А была у меня в жизни иная любовь, и упустил я её, упустил-выпустил, будто раскрыв кулак с воробьём – потому что не было мочи терпеть.

Спустя довольно много времени, несколько жизней вперёд, у меня дома раздался странный звонок. Это звонила другая женщина – милицейский дознаватель. Она так и представилась сразу, и я ощутимо напрягся.

Дознаватель сразу назвала знакомую фамилию и спросила, когда я видел ту свою старую знакомую.

И я честно, но быстро, экономя чужое терпение, описал бульвар, скамейку и назвал приблизительную дату.

– Она пропала, – сказала дознаватель без всякой интонации.

– Когда? – Но я всё уже понял.

– Три года назад. Я обзваниваю всех по её записной книжке. Вышла с дачи и исчезла. Значит, ничего не слышали?

Три года. Три года – это был срок. За три года она, наверное, окончательно стала частью подмосковной земли. Наверное, хитрые новые технологии могли бы вернуть ей прежнее имя, но я понимал, что надежды на это нет никакой.

И этот несостоявшийся роман, в котором был какой-то привкус безумия и странность поступков, остался в прошлом.

Чужие смерти и исчезновения были тогда делом привычным. Я с некоторым усилием заставил себя не думать, чтó там случилось три года назад среди дачных посёлков.

Что бы там ни было, мир всё равно оставался после этих исчезновений неполон, он царапался острым обломанным краем, хотя иная любовь и иные расставания наполняли её.

Боль эта – до и после расставания – жила во мне, вечная, будто надетое на шпиль Меншиковой башни небо.
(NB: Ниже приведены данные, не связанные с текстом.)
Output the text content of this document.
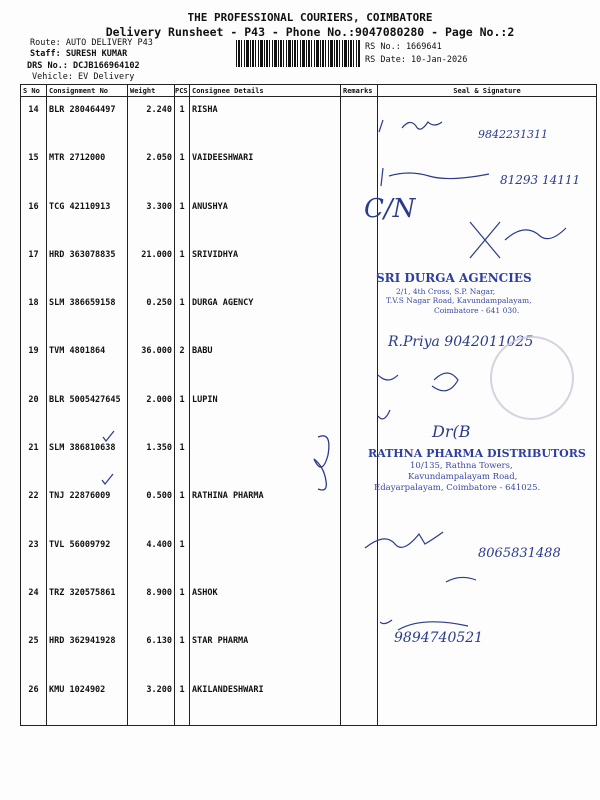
THE PROFESSIONAL COURIERS, COIMBATORE
Delivery Runsheet - P43 - Phone No.:9047080280 - Page No.:2
Route: AUTO DELIVERY P43
Staff: SURESH KUMAR
DRS No.: DCJB166964102
Vehicle: EV Delivery
RS No.: 1669641
RS Date: 10-Jan-2026
S No	Consignment No	Weight	PCS	Consignee Details	Remarks	Seal & Signature
14	BLR 280464497	2.240	1	RISHA		
15	MTR 2712000	2.050	1	VAIDEESHWARI		
16	TCG 42110913	3.300	1	ANUSHYA		
17	HRD 363078835	21.000	1	SRIVIDHYA		
18	SLM 386659158	0.250	1	DURGA AGENCY		
19	TVM 4801864	36.000	2	BABU		
20	BLR 5005427645	2.000	1	LUPIN		
21	SLM 386810638	1.350	1			
22	TNJ 22876009	0.500	1	RATHINA PHARMA		
23	TVL 56009792	4.400	1			
24	TRZ 320575861	8.900	1	ASHOK		
25	HRD 362941928	6.130	1	STAR PHARMA		
26	KMU 1024902	3.200	1	AKILANDESHWARI		
9842231311
81293 14111
C/N
R.Priya 9042011025
Dr(B
8065831488
9894740521
SRI DURGA AGENCIES
2/1, 4th Cross, S.P. Nagar,
T.V.S Nagar Road, Kavundampalayam,
Coimbatore - 641 030.
RATHNA PHARMA DISTRIBUTORS
10/135, Rathna Towers,
Kavundampalayam Road,
Edayarpalayam, Coimbatore - 641025.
Иногда мне казалось, что лучшая профессия для меня – обозреватель.

Обозреватель всего.

Например, окрестностей. Как те западные писатели, которые приезжали перед войной в Советскую Россию. Они дивились на мрамор и бронзу Московского метрополитена и предрекали великое будущее, «несмотря на те пули, что убили Каменева и Зиновьева».

И вот я представляю себе сход французских крестьян:

– Езжай, езжай… Погляди, чё там, расскажешь…

Я тоже так хотел.

Да вот бодливой корове Бог рогив не дал.

В этом смысле интересны были путешествия на Русский Север.

Север был как бы трёх типов: просто Север, или Верхний Север, – торосы с вмёрзшим телом неизвестного Челюскина, призрак Леваневского в шевиотовом костюме, заправленном в унты, два хмурых капитана и ненцы на собачьих упряжках. Средний Север состоял из деревянных церквей, поморских изб и сумрачной иконописи, составлявшей две трети антикварного трафика за рубеж. И наконец, был Нижний Север, где в крупных промышленных центрах памятниками никому не понятной русской истории стояли монастыри и храмы, а также немногие уцелевшие человечьи дома.

Но все три слоя Русского Севера представляли собой царство чистой духовности – она била там из-под земли, как нефть.

Русский Север в прежнее, советское время был местом для отдыха особого свойства, не Сочи с прикупом, не Геленджик с расторопным мужиком. Путешественник, вернувшийся с Русского Севера, потрясал знакомых точным архитектурным словом – шатёр, бочка, палатка, луковка. Говорил человек «охлупень», «лемех», «повал» и «курица» – и было видно, что деревянная русская духовность снизошла на него. Не говоря уж о том, что всегда была надежда, что выйдут двое из леса и после невинного вопроса: «Вы нас не подбросите до Соловца?» – жизнь твоя пойдёт сказочным образом.

Сейчас это куда-то подевалось. Впрочем, стали лучше дороги, а путешественники начали искать духовность в венецианских каналах.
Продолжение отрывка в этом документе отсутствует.